秀吉の正室寧々(豊臣家)が、竹生島宝厳寺とは再建など関係は深い。大阪城にあった極楽橋が法厳寺に移築されている。
・長谷川等伯(1539〜1610)vs・狩野永徳(1543〜1590)
日本最大の絵師集団、基礎を築いた狩野元信から英才教育を受けるサラブレット狩野永徳。信長、秀吉と時の権力者から安土城や大阪城、秀吉の京都邸宅の聚楽第などの障壁画を一手に受ける。そこに能登から天才絵師長谷川等伯が受注競争に割ってはいる。絵師の中でも下剋上の機運の長谷川一派vs守るは狩野一派の激突。永徳が立ちはだかる苦心の為か48歳の若さで亡くなる。過労死とも言われる。
残る等伯は、永徳没後も筆をとり続け享年72歳。
絵師集団を率いて突き進んだ人生は、残された絵画からも迫力が伝わります。
共に、日蓮宗のお寺にお墓があり、法華経、観音経にと出世街道を歩いたのではないかと勝手に思っております。
・浅井長政(1545〜1573)
北近江の戦国武将。

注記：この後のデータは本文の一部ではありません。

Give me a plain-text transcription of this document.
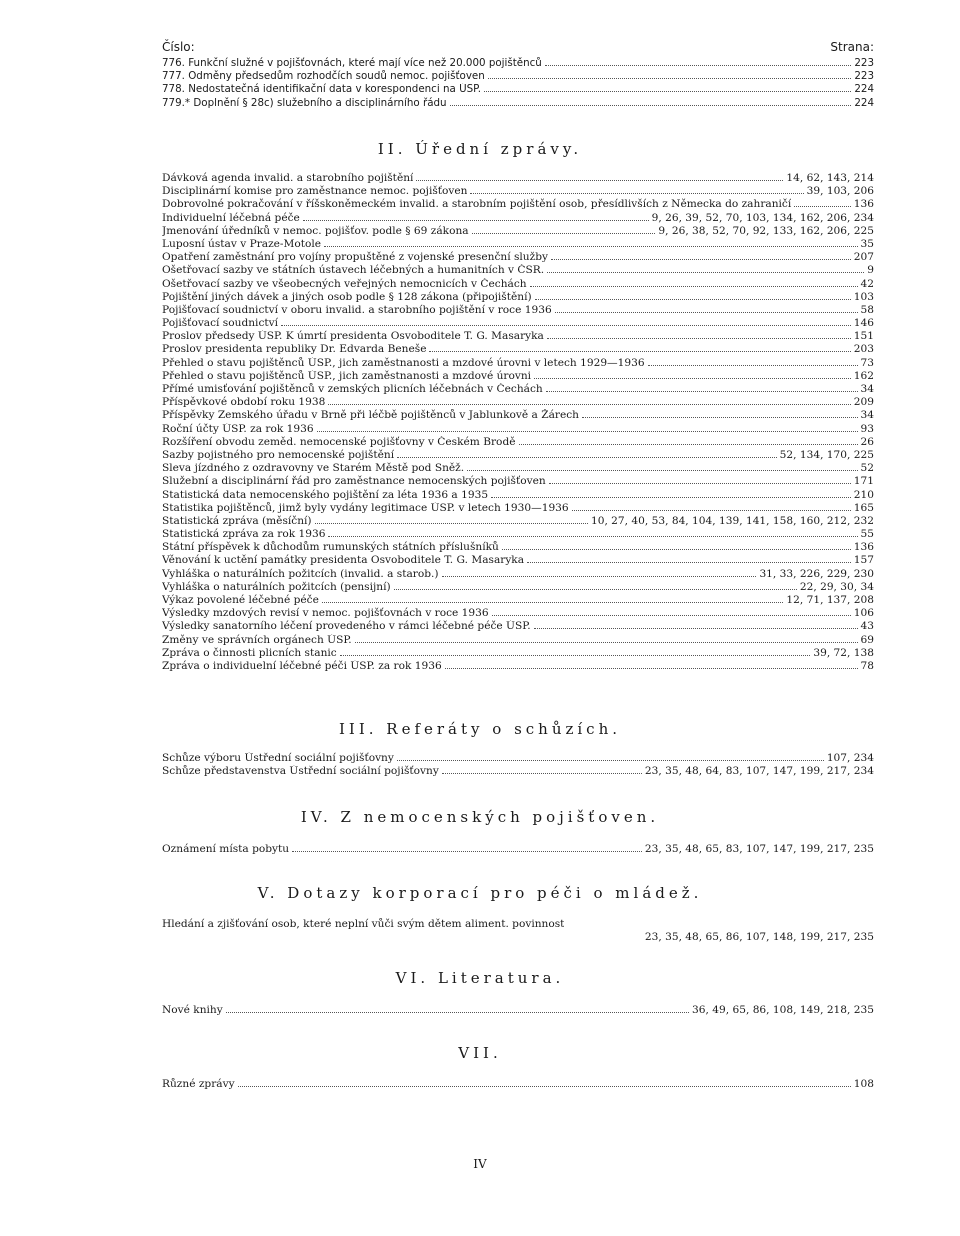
Číslo:	Strana:
776. Funkční služné v pojišťovnách, které mají více než 20.000 pojištěnců	223
777. Odměny předsedům rozhodčích soudů nemoc. pojišťoven	223
778. Nedostatečná identifikační data v korespondenci na ÚSP.	224
779.* Doplnění § 28c) služebního a disciplinárního řádu	224
II. Úřední zprávy.
Dávková agenda invalid. a starobního pojištění	14, 62, 143, 214
Disciplinární komise pro zaměstnance nemoc. pojišťoven	39, 103, 206
Dobrovolné pokračování v říšskoněmeckém invalid. a starobním pojištění osob, přesídlivších z Německa do zahraničí	136
Individuelní léčebná péče	9, 26, 39, 52, 70, 103, 134, 162, 206, 234
Jmenování úředníků v nemoc. pojišťov. podle § 69 zákona	9, 26, 38, 52, 70, 92, 133, 162, 206, 225
Luposní ústav v Praze-Motole	35
Opatření zaměstnání pro vojíny propuštěné z vojenské presenční služby	207
Ošetřovací sazby ve státních ústavech léčebných a humanitních v ČSR.	9
Ošetřovací sazby ve všeobecných veřejných nemocnicích v Čechách	42
Pojištění jiných dávek a jiných osob podle § 128 zákona (připojištění)	103
Pojišťovací soudnictví v oboru invalid. a starobního pojištění v roce 1936	58
Pojišťovací soudnictví	146
Proslov předsedy ÚSP. K úmrtí presidenta Osvoboditele T. G. Masaryka	151
Proslov presidenta republiky Dr. Edvarda Beneše	203
Přehled o stavu pojištěnců ÚSP., jich zaměstnanosti a mzdové úrovni v letech 1929—1936	73
Přehled o stavu pojištěnců ÚSP., jich zaměstnanosti a mzdové úrovni	162
Přímé umisťování pojištěnců v zemských plicních léčebnách v Čechách	34
Příspěvkové období roku 1938	209
Příspěvky Zemského úřadu v Brně při léčbě pojištěnců v Jablunkově a Žárech	34
Roční účty ÚSP. za rok 1936	93
Rozšíření obvodu zeměd. nemocenské pojišťovny v Českém Brodě	26
Sazby pojistného pro nemocenské pojištění	52, 134, 170, 225
Sleva jízdného z ozdravovny ve Starém Městě pod Sněž.	52
Služební a disciplinární řád pro zaměstnance nemocenských pojišťoven	171
Statistická data nemocenského pojištění za léta 1936 a 1935	210
Statistika pojištěnců, jimž byly vydány legitimace ÚSP. v letech 1930—1936	165
Statistická zpráva (měsíční)	10, 27, 40, 53, 84, 104, 139, 141, 158, 160, 212, 232
Statistická zpráva za rok 1936	55
Státní příspěvek k důchodům rumunských státních příslušníků	136
Věnování k uctění památky presidenta Osvoboditele T. G. Masaryka	157
Vyhláška o naturálních požitcích (invalid. a starob.)	31, 33, 226, 229, 230
Vyhláška o naturálních požitcích (pensijní)	22, 29, 30, 34
Výkaz povolené léčebné péče	12, 71, 137, 208
Výsledky mzdových revisí v nemoc. pojišťovnách v roce 1936	106
Výsledky sanatorního léčení provedeného v rámci léčebné péče ÚSP.	43
Změny ve správních orgánech ÚSP.	69
Zpráva o činnosti plicních stanic	39, 72, 138
Zpráva o individuelní léčebné péči ÚSP. za rok 1936	78
III. Referáty o schůzích.
Schůze výboru Ústřední sociální pojišťovny	107, 234
Schůze představenstva Ústřední sociální pojišťovny	23, 35, 48, 64, 83, 107, 147, 199, 217, 234
IV. Z nemocenských pojišťoven.
Oznámení místa pobytu	23, 35, 48, 65, 83, 107, 147, 199, 217, 235
V. Dotazy korporací pro péči o mládež.
Hledání a zjišťování osob, které neplní vůči svým dětem aliment. povinnost
23, 35, 48, 65, 86, 107, 148, 199, 217, 235
VI. Literatura.
Nové knihy	36, 49, 65, 86, 108, 149, 218, 235
VII.
Různé zprávy	108
IV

竹生島は浅井姫伝説が残り、浅井名前からも深い縁で氏子でもあり、浅井長政ともゆかり深い。
織田信長の妹、お市の方を妻に迎え、同盟も結び浅井家の発展に尽くすも。
朝倉家との関係からか?信長との同盟を破棄。
・お市の方(1547〜1583)
信長の妹であり、浅井長政の妻。
織田、浅井家の同盟関係から浅井長政に輿入れ。
浅井長政が同盟破棄するも、お市の方は織田家に帰らず長政と共にするも信長に攻められ夫は自害。
織田軍に3人の娘と救出され、信長死後に織田家家臣の柴田勝家に嫁ぐ、勝家が秀吉と対立。
賤ヶ岳の戦いで夫の勝家が敗走、越前北ノ庄城で夫が自害するのと共にする。
天下一の美人と言われドラマ性たっぷりの人生。
静かな湖北の湖面から平和な巡礼から今の私の人生と比べる必要もないが、比較すると皆壮絶な人生。
「南無観世音菩薩」
と危機に一心称名(しょうみょう)
でななく、
この旅行している状況に
「南無観世音菩薩」
感謝。
30分もすれば、竹生島が見えてくる。
湖北にポツンと浮かぶ島の姿はほんと神々しい。
島のほんの僅かな隙間だけ、
船の停泊場所がある。
あとは木々に埋まっている。
下船の準備だ。
西国巡礼三十三ヶ所第30番札所でもある宝厳寺は目の前へ。